Vendredi, Maître David Koubbi, avocat de Jérôme Kerviel, publiait une lettre ouverte au Président de la République intitulée Affaire Kerviel : « N’ayez pas peur M. le Président ! ». Il y écrivait entre autres ceci : « … de nombreuses personnalités ont pris position pour interroger tel ou tel aspect de cette affaire, ou pour dénoncer telle ou telle anomalie ayant affecté le traitement judiciaire du dossier. »
Vingt-deux noms de personnalités étaient alors mentionnés, et mon nom apparaissait là en troisième position. Il s’agit là d’un honneur, et je tiens à le souligner.
Maître Koubbi écrivait aussi : « Pourquoi avoir fait courir le bruit disant que Jérôme Kerviel était en fuite, ce qui n’a jamais été le cas ? » Kerviel n’était manifestement pas en fuite en janvier 2008 mais j’ignore si ce n’est pas le cas précisément maintenant au moment où j’écris.

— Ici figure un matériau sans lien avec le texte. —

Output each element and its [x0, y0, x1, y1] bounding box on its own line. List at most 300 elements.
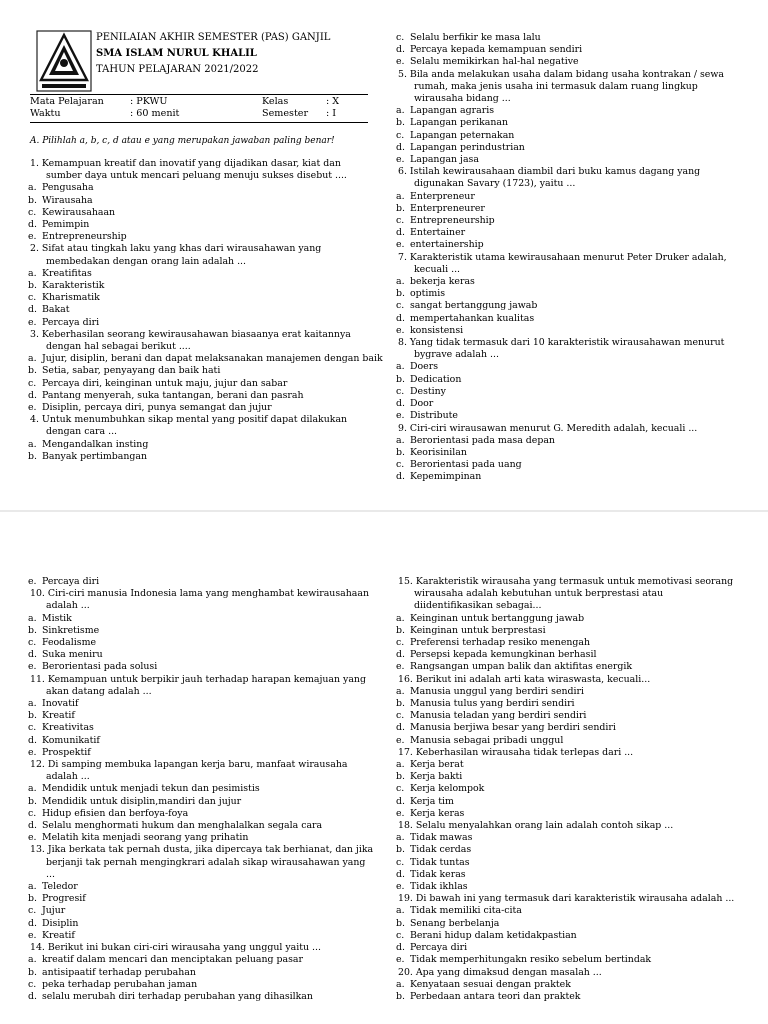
option-letter: c. [396, 385, 405, 397]
option-text: Setia, sabar, penyayang dan baik hati [42, 365, 221, 377]
option-letter: a. [396, 978, 405, 990]
option-letter: e. [396, 734, 405, 746]
option-letter: e. [396, 56, 405, 68]
option-letter: b. [28, 280, 37, 292]
option-letter: a. [396, 612, 405, 624]
option-text: Lapangan agraris [410, 105, 495, 117]
option-text: Manusia teladan yang berdiri sendiri [410, 710, 587, 722]
answer-option [30, 881, 375, 893]
answer-option [30, 710, 375, 722]
option-letter: a. [28, 954, 37, 966]
question-item [30, 942, 375, 1003]
option-letter: e. [396, 661, 405, 673]
question-stem: 12. Di samping membuka lapangan kerja baru, manfaat wirausaha adalah ... [30, 759, 348, 783]
option-text: Komunikatif [42, 734, 100, 746]
answer-options [30, 439, 375, 463]
answer-option [30, 292, 375, 304]
option-letter: a. [396, 105, 405, 117]
option-letter: a. [28, 612, 37, 624]
answer-option [30, 268, 375, 280]
option-text: Kenyataan sesuai dengan praktek [410, 978, 571, 990]
option-text: Percaya diri [42, 576, 100, 587]
answer-option [398, 771, 743, 783]
question-item [398, 576, 743, 674]
answer-options [398, 832, 743, 893]
answer-option [30, 918, 375, 930]
option-text: Mendidik untuk menjadi tekun dan pesimistis [42, 783, 260, 795]
option-text: peka terhadap perubahan jaman [42, 978, 198, 990]
time-value: : 60 menit [130, 108, 180, 119]
school-logo [36, 30, 92, 92]
option-text: Tidak memiliki cita-cita [410, 905, 522, 917]
option-letter: d. [28, 820, 37, 832]
option-text: Kepemimpinan [410, 471, 482, 483]
option-letter: d. [396, 868, 405, 880]
option-text: Disiplin [42, 917, 79, 929]
question-stem: 11. Kemampuan untuk berpikir jauh terhadap harapan kemajuan yang akan datang adalah ... [30, 673, 366, 697]
option-text: Kharismatik [42, 292, 100, 304]
answer-options [398, 32, 738, 69]
answer-option [30, 979, 375, 991]
answer-option [398, 56, 738, 68]
option-letter: a. [28, 438, 37, 450]
option-letter: b. [28, 893, 37, 905]
option-letter: e. [28, 929, 37, 941]
option-text: Kerja bakti [410, 771, 463, 783]
answer-option [398, 117, 738, 129]
academic-year: TAHUN PELAJARAN 2021/2022 [96, 64, 259, 75]
option-letter: b. [396, 624, 405, 636]
option-text: Kerja keras [410, 807, 465, 819]
answer-option [398, 435, 738, 447]
option-text: Berorientasi pada uang [410, 459, 522, 471]
answer-option [398, 881, 743, 893]
answer-options [398, 361, 738, 422]
option-text: Kerja berat [410, 759, 464, 771]
answer-options [398, 905, 743, 966]
option-text: Pengusaha [42, 182, 94, 194]
answer-option [398, 722, 743, 734]
exam-header [36, 30, 372, 92]
option-letter: c. [28, 807, 37, 819]
answer-options [398, 276, 738, 337]
option-letter: a. [396, 434, 405, 446]
option-text: Tidak ikhlas [410, 881, 468, 893]
question-stem: 6. Istilah kewirausahaan diambil dari buku kamus dagang yang digunakan Savary (1723), yaitu ... [398, 166, 701, 190]
answer-options [398, 435, 738, 484]
time-label: Waktu [30, 108, 61, 119]
answer-option [398, 239, 738, 251]
answer-option [398, 808, 743, 820]
option-text: Tidak cerdas [410, 844, 472, 856]
answer-option [398, 869, 743, 881]
question-stem: 18. Selalu menyalahkan orang lain adalah contoh sikap ... [398, 820, 674, 832]
option-text: Keinginan untuk bertanggung jawab [410, 612, 585, 624]
option-text: Progresif [42, 893, 86, 905]
answer-option [398, 954, 743, 966]
option-text: Destiny [410, 385, 446, 397]
answer-option [30, 991, 375, 1003]
answer-option [398, 991, 743, 1003]
option-letter: b. [396, 698, 405, 710]
option-letter: d. [396, 398, 405, 410]
option-text: Berani hidup dalam ketidakpastian [410, 929, 577, 941]
option-letter: e. [28, 576, 37, 587]
option-letter: e. [396, 239, 405, 251]
option-letter: c. [28, 377, 37, 389]
option-text: Mendidik untuk disiplin,mandiri dan jujur [42, 795, 242, 807]
option-letter: d. [396, 141, 405, 153]
option-letter: d. [396, 795, 405, 807]
answer-option [398, 44, 738, 56]
option-letter: e. [28, 832, 37, 844]
option-letter: e. [396, 954, 405, 966]
option-letter: b. [28, 365, 37, 377]
option-letter: a. [396, 190, 405, 202]
option-letter: b. [28, 966, 37, 978]
option-letter: a. [28, 182, 37, 194]
option-letter: a. [396, 905, 405, 917]
answer-option [398, 979, 743, 991]
option-letter: e. [396, 324, 405, 336]
option-letter: a. [396, 361, 405, 373]
option-letter: d. [28, 389, 37, 401]
answer-option [30, 698, 375, 710]
option-text: Kreativitas [42, 722, 94, 734]
option-letter: c. [396, 710, 405, 722]
option-text: Percaya kepada kemampuan sendiri [410, 44, 583, 56]
answer-option [398, 276, 738, 288]
question-stem: 8. Yang tidak termasuk dari 10 karakteristik wirausahawan menurut bygrave adalah ... [398, 337, 725, 361]
answer-option [398, 930, 743, 942]
option-text: Percaya diri, keinginan untuk maju, jujur dan sabar [42, 377, 288, 389]
option-letter: e. [28, 746, 37, 758]
option-text: Entrepreneurship [410, 215, 495, 227]
answer-option [30, 317, 375, 329]
option-text: mempertahankan kualitas [410, 312, 535, 324]
option-letter: b. [396, 771, 405, 783]
answer-options [30, 182, 375, 243]
option-letter: d. [396, 649, 405, 661]
answer-option [30, 439, 375, 451]
option-text: Jujur [42, 905, 66, 917]
option-letter: a. [28, 783, 37, 795]
answer-option [30, 722, 375, 734]
page2-left-column [30, 576, 375, 1003]
question-item [398, 32, 738, 69]
semester-label: Semester [262, 108, 309, 119]
page2-right-column [398, 576, 743, 1003]
question-item [398, 166, 738, 251]
exam-page-2 [0, 512, 768, 1024]
option-letter: b. [396, 373, 405, 385]
option-letter: b. [396, 844, 405, 856]
option-letter: d. [28, 990, 37, 1002]
option-text: Dedication [410, 373, 462, 385]
option-letter: c. [396, 459, 405, 471]
option-text: Jujur, disiplin, berani dan dapat melaksanakan manajemen dengan baik [42, 353, 383, 365]
option-letter: c. [28, 206, 37, 218]
answer-option [398, 686, 743, 698]
option-letter: a. [28, 698, 37, 710]
question-item [398, 820, 743, 893]
question-stem: 9. Ciri-ciri wirausawan menurut G. Meredith adalah, kecuali ... [398, 422, 698, 434]
subject-value: : PKWU [130, 96, 168, 107]
question-stem: 13. Jika berkata tak pernah dusta, jika dipercaya tak berhianat, dan jika berjanji tak pernah mengingkrari adalah sikap wirausahawan yang ... [30, 844, 374, 880]
answer-option [398, 625, 743, 637]
option-text: Manusia sebagai pribadi unggul [410, 734, 564, 746]
answer-option [398, 105, 738, 117]
answer-option [398, 374, 738, 386]
answer-option [30, 231, 375, 243]
option-text: Senang berbelanja [410, 917, 500, 929]
answer-option [398, 942, 743, 954]
answer-option [30, 451, 375, 463]
answer-option [398, 471, 738, 483]
option-letter: a. [396, 276, 405, 288]
answer-option [30, 613, 375, 625]
answer-option [398, 783, 743, 795]
question-item [30, 844, 375, 942]
answer-option [30, 783, 375, 795]
option-text: Persepsi kepada kemungkinan berhasil [410, 649, 597, 661]
question-item [398, 337, 738, 422]
option-letter: d. [396, 722, 405, 734]
subject-label: Mata Pelajaran [30, 96, 104, 107]
option-text: Enterpreneurer [410, 202, 485, 214]
answer-option [30, 893, 375, 905]
answer-option [398, 710, 743, 722]
answer-option [398, 649, 743, 661]
option-letter: e. [28, 402, 37, 414]
answer-option [30, 182, 375, 194]
class-value: : X [326, 96, 340, 107]
option-letter: d. [28, 219, 37, 231]
answer-option [30, 378, 375, 390]
option-text: bekerja keras [410, 276, 475, 288]
option-letter: b. [28, 194, 37, 206]
option-letter: d. [396, 227, 405, 239]
answer-option [398, 203, 738, 215]
option-text: Karakteristik [42, 280, 105, 292]
class-label: Kelas [262, 96, 289, 107]
answer-options [30, 783, 375, 844]
option-letter: b. [396, 288, 405, 300]
answer-option [398, 796, 743, 808]
answer-option [398, 832, 743, 844]
option-letter: b. [28, 450, 37, 462]
option-letter: b. [396, 202, 405, 214]
page1-right-column [398, 32, 738, 484]
option-text: Keorisinilan [410, 446, 467, 458]
option-letter: c. [28, 637, 37, 649]
answer-option [30, 649, 375, 661]
question-stem: 14. Berikut ini bukan ciri-ciri wirausaha yang unggul yaitu ... [30, 942, 321, 954]
option-letter: b. [396, 990, 405, 1002]
option-text: Banyak pertimbangan [42, 450, 148, 462]
answer-option [30, 905, 375, 917]
option-letter: b. [396, 117, 405, 129]
answer-option [398, 32, 738, 44]
header-rule [30, 94, 368, 95]
question-stem: 1. Kemampuan kreatif dan inovatif yang dijadikan dasar, kiat dan sumber daya untuk mencari peluang menuju sukses disebut .... [30, 158, 347, 182]
option-text: Hidup efisien dan berfoya-foya [42, 807, 189, 819]
option-letter: a. [396, 685, 405, 697]
answer-options [398, 759, 743, 820]
answer-option [30, 207, 375, 219]
question-item [30, 588, 375, 673]
question-item [30, 414, 375, 463]
answer-option [398, 844, 743, 856]
question-item [398, 69, 738, 167]
question-item [398, 252, 738, 337]
option-text: Sinkretisme [42, 624, 100, 636]
answer-option [398, 905, 743, 917]
answer-option [398, 227, 738, 239]
answer-options [398, 686, 743, 747]
option-text: Berorientasi pada solusi [42, 661, 158, 673]
answer-option [30, 280, 375, 292]
option-text: Kewirausahaan [42, 206, 116, 218]
question-item [398, 747, 743, 820]
option-letter: d. [28, 734, 37, 746]
option-text: Doers [410, 361, 439, 373]
option-letter: e. [396, 807, 405, 819]
answer-option [30, 747, 375, 759]
option-letter: a. [28, 353, 37, 365]
option-text: Bakat [42, 304, 70, 316]
option-text: Tidak tuntas [410, 856, 470, 868]
option-text: Wirausaha [42, 194, 93, 206]
answer-option [398, 313, 738, 325]
question-stem: 20. Apa yang dimaksud dengan masalah ... [398, 966, 602, 978]
option-text: Keinginan untuk berprestasi [410, 624, 546, 636]
option-letter: c. [396, 215, 405, 227]
answer-option [398, 459, 738, 471]
answer-option [398, 386, 738, 398]
answer-option [30, 195, 375, 207]
semester-value: : I [326, 108, 337, 119]
answer-option [28, 353, 383, 365]
option-letter: c. [28, 722, 37, 734]
answer-option [30, 735, 375, 747]
question-stem: 5. Bila anda melakukan usaha dalam bidang usaha kontrakan / sewa rumah, maka jenis usaha ini termasuk dalam ruang lingkup wirausaha bidang ... [398, 68, 724, 105]
question-stem: 15. Karakteristik wirausaha yang termasuk untuk memotivasi seorang wirausaha adalah kebutuhan untuk berprestasi atau diidentifikasikan sebagai... [398, 576, 734, 612]
option-text: Percaya diri [42, 316, 100, 328]
answer-option [398, 637, 743, 649]
school-name: SMA ISLAM NURUL KHALIL [96, 48, 257, 59]
option-letter: e. [28, 316, 37, 328]
answer-option [398, 130, 738, 142]
option-text: Pemimpin [42, 219, 90, 231]
answer-option [30, 954, 375, 966]
answer-option [30, 796, 375, 808]
answer-option [30, 820, 375, 832]
answer-option [398, 288, 738, 300]
answer-option [30, 304, 375, 316]
question-stem: 2. Sifat atau tingkah laku yang khas dari wirausahawan yang membedakan dengan orang lain adalah ... [30, 243, 322, 267]
option-letter: c. [396, 929, 405, 941]
answer-option [398, 735, 743, 747]
option-letter: c. [28, 905, 37, 917]
option-text: Melatih kita menjadi seorang yang prihatin [42, 832, 249, 844]
option-text: Distribute [410, 410, 458, 422]
option-letter: a. [396, 832, 405, 844]
question-item [28, 328, 383, 414]
answer-options [398, 105, 738, 166]
answer-option [30, 625, 375, 637]
answer-option [30, 365, 375, 377]
option-letter: d. [28, 649, 37, 661]
answer-options [398, 979, 743, 1003]
option-letter: d. [28, 304, 37, 316]
option-text: Kerja kelompok [410, 783, 485, 795]
option-text: Tidak mawas [410, 832, 473, 844]
option-text: Lapangan peternakan [410, 129, 515, 141]
option-text: selalu merubah diri terhadap perubahan yang dihasilkan [42, 990, 313, 1002]
exam-info [30, 96, 370, 120]
question-item [30, 576, 375, 588]
option-text: Lapangan jasa [410, 154, 479, 166]
answer-options [398, 191, 738, 252]
question-stem: 7. Karakteristik utama kewirausahaan menurut Peter Druker adalah, kecuali ... [398, 251, 727, 275]
answer-option [30, 576, 375, 588]
option-text: Preferensi terhadap resiko menengah [410, 637, 591, 649]
option-text: optimis [410, 288, 446, 300]
option-text: antisipaatif terhadap perubahan [42, 966, 196, 978]
option-text: Tidak memperhitungakn resiko sebelum bertindak [410, 954, 652, 966]
answer-options [30, 268, 375, 329]
option-text: Lapangan perindustrian [410, 141, 525, 153]
option-letter: a. [28, 267, 37, 279]
answer-option [398, 613, 743, 625]
option-letter: b. [28, 710, 37, 722]
option-text: Rangsangan umpan balik dan aktifitas energik [410, 661, 633, 673]
answer-option [30, 402, 375, 414]
answer-option [398, 154, 738, 166]
option-letter: c. [28, 978, 37, 990]
question-stem: 3. Keberhasilan seorang kewirausahawan biasaanya erat kaitannya dengan hal sebagai berikut .... [30, 328, 351, 353]
option-letter: d. [28, 917, 37, 929]
info-rule [30, 122, 368, 123]
option-text: Mistik [42, 612, 72, 624]
option-letter: d. [396, 312, 405, 324]
option-letter: e. [396, 154, 405, 166]
answer-options [30, 954, 375, 1003]
answer-option [30, 219, 375, 231]
option-text: Inovatif [42, 698, 79, 710]
answer-option [398, 698, 743, 710]
answer-option [398, 398, 738, 410]
option-text: Disiplin, percaya diri, punya semangat dan jujur [42, 402, 272, 414]
question-item [398, 893, 743, 966]
answer-option [30, 967, 375, 979]
option-text: Percaya diri [410, 942, 468, 954]
option-letter: c. [396, 300, 405, 312]
option-letter: c. [396, 129, 405, 141]
answer-options [30, 613, 375, 674]
option-text: Perbedaan antara teori dan praktek [410, 990, 581, 1002]
answer-option [398, 759, 743, 771]
option-letter: d. [396, 942, 405, 954]
answer-option [398, 447, 738, 459]
answer-option [30, 637, 375, 649]
option-letter: d. [396, 471, 405, 483]
option-text: Tidak keras [410, 868, 466, 880]
option-text: Manusia unggul yang berdiri sendiri [410, 685, 585, 697]
option-letter: c. [28, 292, 37, 304]
answer-option [30, 661, 375, 673]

Il y a eu jusqu’ici deux entités distinctes : « L’affaire Kerviel » et la personne de Jérôme Kerviel. La personne de Jérôme Kerviel a toujours tenu jusqu’ici à prendre ses distances par rapport au Kerviel que l’on supposerait normalement aux manettes lorsqu’il est question d’une « Affaire Kerviel » : Jérôme Kerviel s’est en effet toujours présenté comme un simple rouage, sans responsabilité particulière, de « L’affaire Kerviel ». Le titre de son ouvrage autobiographique : L’engrenage (Flammarion 2010), est à ce point de vue significatif. Ce livre l’a d’ailleurs desservi, comme j’ai eu l’occasion de le signaler, parce que Kerviel s’y présente de manière peu vraisemblable comme un parfait « étranger » à son propre destin : un simple pion dans une partie jouée entièrement par d’autres.
Il y a dans l’histoire des hommes, deux choses : des structures et des sentiments. Les deux interagissent : la pression des structures produit chez les hommes des sentiments, et ces sentiments à leur tour contribuent à donner en retour, par leur résistance, leur forme aux structures.
Jérôme Kerviel n’a parlé jusqu’ici de son histoire qu’en termes de structures broyant des personnes, et de sentiments ne reflétant que ce broyage uniquement. J’ai été trader et l’on dira ce que l’on veut du trader mais il y a là en tout cas une personne, un « sujet » pour utiliser les termes du psychanalyste, qui, à tort ou à raison, imagine avoir la maîtrise de ce qui se passe comme étant la conséquence de ce qu’il décide et fait ensuite.
Le « sujet » Jérôme Kerviel, que nous supposons être au centre de « L’affaire Kerviel », nous ne l’avions jusqu’à aujourd’hui encore jamais vu à l’œuvre : nous ne connaissions qu’un Jérôme Kerviel affirmant que « L’affaire Kerviel » parle de tout autre chose que de lui.
Quand Jérôme Kerviel annonce aujourd’hui qu’il reste en Italie et ne se présentera pas au commissariat de Menton dans les temps impartis par la Loi, un « sujet » de « L’affaire Kerviel » se manifeste pour la première fois devant nous.
Est-ce la meilleure manière pour ce « sujet » d’émerger ? Personnellement, je ne le pense pas, mais faut-il se réjouir de l’émergence sous quelque forme que ce soit, et enfin, d’un « sujet » dans « L’affaire Kerviel », et là, ma réponse est sans hésitation « Oui ! ». Le fait que tout cela tourne ensuite à la farce ou à la tragédie, est une autre histoire : souvenons-nous que même les tragédies grecques débutent comme des histoires de rien du tout.
Restent les structures. Leur procès reste à faire, et il nous est heureusement promis. Dans leur cas aussi nous avons hâte de voir apparaître enfin des sujets, responsables de leurs actes : l’alibi de l’engrenage et de ses rouages constitués uniquement de « passants innocents », « innocents » mais néanmoins grassement rémunérés pour leur silence, n’a que déjà trop servi.
Les agences de presse : Jérôme Kerviel, l’ex-trader de la Société générale, a traversé la frontière italienne peu avant minuit. Il a été appréhendé.